Quand j’étais au lycée, dans le cours d’art, nous
devions construire une maquette de la chaise idéale. Je ne sais pas pourquoi,
mais j’ai fait une chaise électrique avec du papier mâché. Toutefois, au début,
elle ne ressemblait pas à une chaise électrique. Ce n’était qu’une chaise
blanche ordinaire. Je me suis demandé ce qui lui manquait. D’ailleurs, je
n’avais même pas vu de véritable chaise électrique. J’avais juste vu la scène
épouvantable où un condamné à mort brûle lors de son exécution dans ‘’La ligne
verte’’. (Pourquoi les gens considèrent-ils que ce film est humain ? C’est un
film d’horreur pour moi à cause de cette scène.) Plus tard, j’ai conclu que ma
chaise manquait de fils électriques pour électrocuter un prisonnier. Je me suis
souvenu qu’il y avait un vieil ordinateur cassé dans le débarras. Je l’ai
démonté et j’ai collé quelques composants à ma chaise. Le résultat était
satisfaisant. Cela ressemblait à une chaise électrique de science-fiction. Mais
la texture du papier mâché ne me plaisait pas. Pour l'améliorer, j'ai rajouté au
dessus de la cire de bougies. La suie l’a rendue plus réelle. C’était comme les
traces du cadavre d’un condamné à mort qui vient d’être exécuté.
Le dernier jour
de ce programme, j’ai apporté ma chaise au lycée. Quand j’ai vu les œuvres des
autres, je me suis rendu compte de mon erreur. Ils avaient apporté des chaises
modernes ou de style classique sur lesquelles on pouvait se détendre. J’étais
la seule personne à avoir construit une chaise électrique. Cependant, on m'a
complimenté pour mon œuvre, même la professeure grosse et robuste qu’on avait
envie d’appeler Monsieur. J’ai dû expliquer la raison pour laquelle j’avais
construit une chaise électrique. Je ne me souviens plus ce que j’ai dit à ce
moment-là mais je crois avoir dit à peu près : « la mort dans la société est
souvent invisible et ignorée. Lorsqu’une personne décède, quelles traces
laisse-t-elle ? J’imagine qu’un condamné à mort électrocuté laisse au moins son
ombre en forme de brûlure etc. » Pourtant je ne savais plus ce que je disais.

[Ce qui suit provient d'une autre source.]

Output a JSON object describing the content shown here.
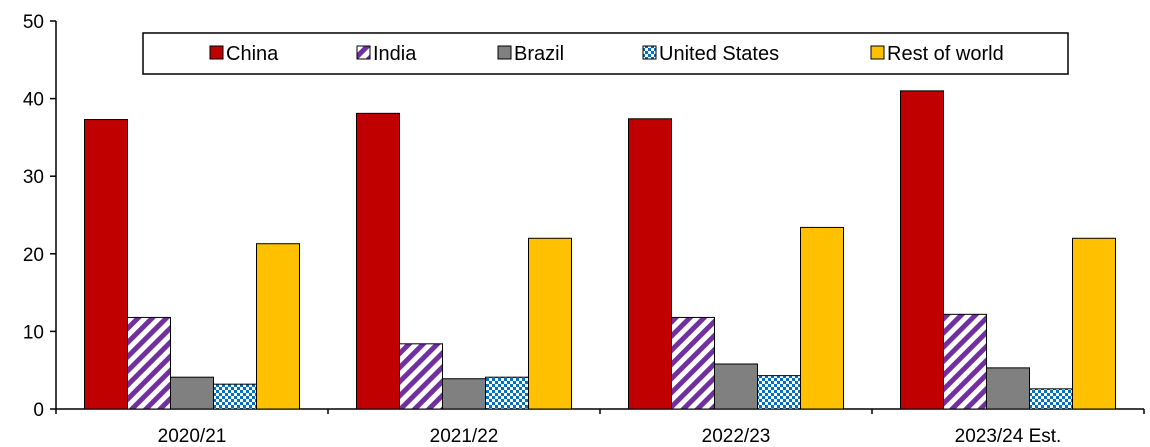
{
  "chart_data": {
    "type": "bar",
    "categories": [
      "2020/21",
      "2021/22",
      "2022/23",
      "2023/24 Est."
    ],
    "series": [
      {
        "name": "China",
        "values": [
          37.3,
          38.1,
          37.4,
          41.0
        ],
        "color": "#c00000",
        "pattern": "solid"
      },
      {
        "name": "India",
        "values": [
          11.8,
          8.4,
          11.8,
          12.2
        ],
        "color": "#7030a0",
        "pattern": "diagonal-stripes"
      },
      {
        "name": "Brazil",
        "values": [
          4.1,
          3.9,
          5.8,
          5.3
        ],
        "color": "#808080",
        "pattern": "solid"
      },
      {
        "name": "United States",
        "values": [
          3.2,
          4.1,
          4.3,
          2.6
        ],
        "color": "#0070c0",
        "pattern": "checkerboard"
      },
      {
        "name": "Rest of world",
        "values": [
          21.3,
          22.0,
          23.4,
          22.0
        ],
        "color": "#ffc000",
        "pattern": "solid"
      }
    ],
    "ylim": [
      0,
      50
    ],
    "yticks": [
      "0",
      "10",
      "20",
      "30",
      "40",
      "50"
    ],
    "title": "",
    "xlabel": "",
    "ylabel": "",
    "grid": false,
    "legend_position": "top-center"
  }
}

Je n'ai pas fini mes études au lycée parce que je me
sentais de plus en plus mal dans cette société fermée, et au final, je l’ai
quittée. Dans les toilettes d’une station de métro, j’ai avalé deux ou trois
cents somnifères. Je n'ai aucun souvenir de ce qui a suivi. Quand j'ai repris
conscience, j’étais dans un hôpital. Je n’étais pas dans un lit. J’étais couché
sur un matelas sur le sol et il y avait une perfusion dans mon bras. La
sensation de l'aiguille dans ma chair m’a donné le haut-le-cœur. Les lampes
fluorescentes du plafond m'ont ébloui.